Guindon Park, Cornwall, Ontario, Canada
July 1, 2011
I decided to revisit the Dragon Pond today and brought along the old Bigma 170 to 500. I usually use the 28 to 300, but experience has proven that its reach is just not quite enough in this situation. The Bigma is a fairly slow lens so a few concessions had to made. I watched the antics of the Wee Dragons for a bit and saw at least three species zooming about, including this one, and they all had a tendency to stop on a reed that was jutting over the water. I prefocused on the reed and waited. Sure enough, one of these landed. Once they’ve done that, you can be pretty sure they’ll come back to the same spot at least a couple of times. This one did not disappoint.
With thanks to imnh.isu.edu
Order Description: Dragonflies
Family Description: Skimmer
Naiad This is a medium to large naiad with a length of 15/16 to 1 1/16 inches (24 to 27 mm). It is dark orange-brown in color, and the abdomen is rounded, giving it a short, stocky appearance known as the sprawler form. There is a small hook on the top of abdominal segments four through seven, and there is a thin, slightly curved, rear-facing spine on each side of abdominal segment eight and nine.
Adult This is a fairly large dragonfly with a length of 2 to 2 ¼ inches (50 to 57 mm). Each wing is marked with three dark spots: one near the base where it attaches to the body, one in the center than nearly spans the width of the wing, and one at the tip. Females and immature males are brownish black. The side of the thorax is marked with two diagonal yellow stripes, and each side of the abdomen is lined with yellow. Mature males are brownish black, faintly marked with yellow, and become pruinose blue on the top of the abdomen. They may also develop a whitish patch on each wing to the outside of the spot next to the body.
This species is found from British Columbia east to Nova Scotia, extending south through most of the U.S., from California east to Florida. It is absent from very dry areas. In Idaho, it occurs throughout most of the state except for the driest portions of the southwest.
This dragonfly occurs near lakes, ponds and marshes, particularly those with exposed shorelines.
Adult Flight Season
Early June to late August
Naiads feed on a wide variety of aquatic insects, such as mosquito larvae, other aquatic fly larvae, mayfly larvae, and freshwater shrimp. They will also eat small fish and tadpoles.
The dragonfly will eat almost any soft-bodied flying insect including mosquitoes, flies, butterflies, moths, mayflies, and flying ants or termites.
Naiads live in the debris on the bottom of lakes, ponds, and marshes.
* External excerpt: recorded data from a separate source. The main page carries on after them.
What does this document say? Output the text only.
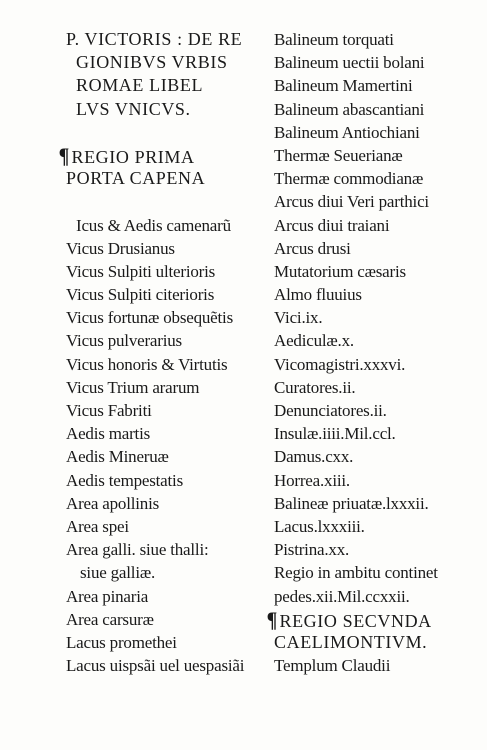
P. VICTORIS : DE RE
GIONIBVS VRBIS
ROMAE LIBEL
LVS VNICVS.
¶REGIO PRIMA
PORTA CAPENA
Icus & Aedis camenarũ
Vicus Drusianus
Vicus Sulpiti ulterioris
Vicus Sulpiti citerioris
Vicus fortunæ obsequẽtis
Vicus pulverarius
Vicus honoris & Virtutis
Vicus Trium ararum
Vicus Fabriti
Aedis martis
Aedis Mineruæ
Aedis tempestatis
Area apollinis
Area spei
Area galli. siue thalli:
siue galliæ.
Area pinaria
Area carsuræ
Lacus promethei
Lacus uispsãi uel uespasiãi
Balineum torquati
Balineum uectii bolani
Balineum Mamertini
Balineum abascantiani
Balineum Antiochiani
Thermæ Seuerianæ
Thermæ commodianæ
Arcus diui Veri parthici
Arcus diui traiani
Arcus drusi
Mutatorium cæsaris
Almo fluuius
Vici.ix.
Aediculæ.x.
Vicomagistri.xxxvi.
Curatores.ii.
Denunciatores.ii.
Insulæ.iiii.Mil.ccl.
Damus.cxx.
Horrea.xiii.
Balineæ priuatæ.lxxxii.
Lacus.lxxxiii.
Pistrina.xx.
Regio in ambitu continet
pedes.xii.Mil.ccxxii.
¶REGIO SECVNDA
CAELIMONTIVM.
Templum Claudii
They do not actively pursue prey but wait for it to pass by, a strategy which affords them protection from other predators. Naiads emerge as adults at night. Adults generally fly from early June through August. Hunting occurs from perches on twigs or rocks.
Males establish and defend territories, and are very aggressive towards members of their own species as well as other dragonflies. After males and females mate, the female flies singly, without the male attached, to lay her eggs. She does this by dipping the tip of her abdomen in the shallows of the body of water while hovering just above the water’s surface.
Populations are widespread, abundant, and secure.